- Born: 9 March 1929 Oberebenheit, Saxony, Germany
- Died: 28 January 2022 (aged 92) Berlin, Germany
- Occupation: Deputy Minister for State Security
- Espionage activity
- Allegiance: East Germany
- Service years: 1952–1990
- Rank: Generaloberst

= Werner Großmann =

German Stasi general (1929–2022)

Werner Großmann (9 March 1929 – 28 January 2022) was a German deputy leader of the Ministry for State Security (Stasi).

==Biography==
Born in Oberebenheit, Saxony, Großmann started his career as a bricklayer, but in 1952 he joined the Ministry for State Security where he studied political and military espionage. He rose rapidly in the ranks and was promoted to deputy division leader of military espionage in 1956, becoming division leader in 1962.
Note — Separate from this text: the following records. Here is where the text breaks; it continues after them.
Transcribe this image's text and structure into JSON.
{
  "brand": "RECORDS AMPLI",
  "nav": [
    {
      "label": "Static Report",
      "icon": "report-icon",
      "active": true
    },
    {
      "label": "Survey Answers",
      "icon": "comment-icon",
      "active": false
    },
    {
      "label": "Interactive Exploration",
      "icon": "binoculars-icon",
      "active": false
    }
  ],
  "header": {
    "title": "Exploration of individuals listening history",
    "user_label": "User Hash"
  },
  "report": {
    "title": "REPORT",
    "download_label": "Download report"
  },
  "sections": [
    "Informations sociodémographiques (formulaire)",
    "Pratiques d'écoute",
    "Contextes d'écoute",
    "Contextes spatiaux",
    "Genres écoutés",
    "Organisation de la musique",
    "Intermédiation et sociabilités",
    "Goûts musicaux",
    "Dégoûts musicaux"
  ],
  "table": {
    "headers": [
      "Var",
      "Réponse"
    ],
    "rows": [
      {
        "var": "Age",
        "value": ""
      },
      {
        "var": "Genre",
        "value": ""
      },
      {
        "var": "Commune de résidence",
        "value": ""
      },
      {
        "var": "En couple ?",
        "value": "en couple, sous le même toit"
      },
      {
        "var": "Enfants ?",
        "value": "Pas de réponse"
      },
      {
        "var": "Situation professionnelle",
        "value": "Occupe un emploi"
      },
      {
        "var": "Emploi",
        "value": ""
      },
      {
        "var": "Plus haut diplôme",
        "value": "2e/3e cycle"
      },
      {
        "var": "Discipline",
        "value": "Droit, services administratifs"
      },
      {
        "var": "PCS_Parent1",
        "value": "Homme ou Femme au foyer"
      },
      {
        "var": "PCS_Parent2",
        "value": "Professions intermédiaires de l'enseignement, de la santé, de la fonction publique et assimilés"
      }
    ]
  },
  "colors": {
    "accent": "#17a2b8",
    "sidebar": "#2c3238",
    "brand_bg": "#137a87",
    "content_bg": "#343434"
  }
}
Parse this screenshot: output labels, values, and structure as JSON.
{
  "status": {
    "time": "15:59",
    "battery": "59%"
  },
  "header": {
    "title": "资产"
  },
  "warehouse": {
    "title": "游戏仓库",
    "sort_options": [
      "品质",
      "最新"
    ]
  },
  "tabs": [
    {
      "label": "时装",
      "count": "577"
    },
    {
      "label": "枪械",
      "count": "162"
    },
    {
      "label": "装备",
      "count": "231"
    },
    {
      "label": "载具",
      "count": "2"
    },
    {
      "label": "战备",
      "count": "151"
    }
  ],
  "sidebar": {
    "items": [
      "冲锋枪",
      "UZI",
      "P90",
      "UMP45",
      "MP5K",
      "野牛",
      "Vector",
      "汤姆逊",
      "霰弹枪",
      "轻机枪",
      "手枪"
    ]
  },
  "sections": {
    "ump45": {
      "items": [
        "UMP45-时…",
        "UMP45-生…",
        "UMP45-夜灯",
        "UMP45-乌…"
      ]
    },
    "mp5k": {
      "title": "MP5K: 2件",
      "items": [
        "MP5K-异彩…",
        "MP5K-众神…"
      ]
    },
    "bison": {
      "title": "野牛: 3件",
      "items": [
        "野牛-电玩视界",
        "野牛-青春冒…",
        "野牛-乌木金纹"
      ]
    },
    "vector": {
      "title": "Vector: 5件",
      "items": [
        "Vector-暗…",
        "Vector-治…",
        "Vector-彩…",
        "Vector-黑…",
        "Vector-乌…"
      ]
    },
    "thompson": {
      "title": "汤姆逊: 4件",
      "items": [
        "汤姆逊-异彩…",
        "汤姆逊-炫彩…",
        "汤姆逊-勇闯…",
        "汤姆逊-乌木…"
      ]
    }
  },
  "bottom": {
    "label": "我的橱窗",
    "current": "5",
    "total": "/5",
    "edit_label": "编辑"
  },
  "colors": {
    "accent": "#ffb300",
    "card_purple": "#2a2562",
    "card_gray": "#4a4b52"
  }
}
In 1983, he was promoted to deputy head of the General Reconnaissance Administration (HVA), the foreign espionage arm of the Stasi. In 1986 when Markus Wolf retired, Großmann was promoted to head of the HVA and deputy minister of state security. In 1989, he was awarded the rank of Generaloberst. When the Stasi was dissolved in 1990, Großmann, like all other members, lost his position. Großmann appeared at several events organised by The Left political party.

Großmann died in Berlin on 28 January 2022, at the age of 92.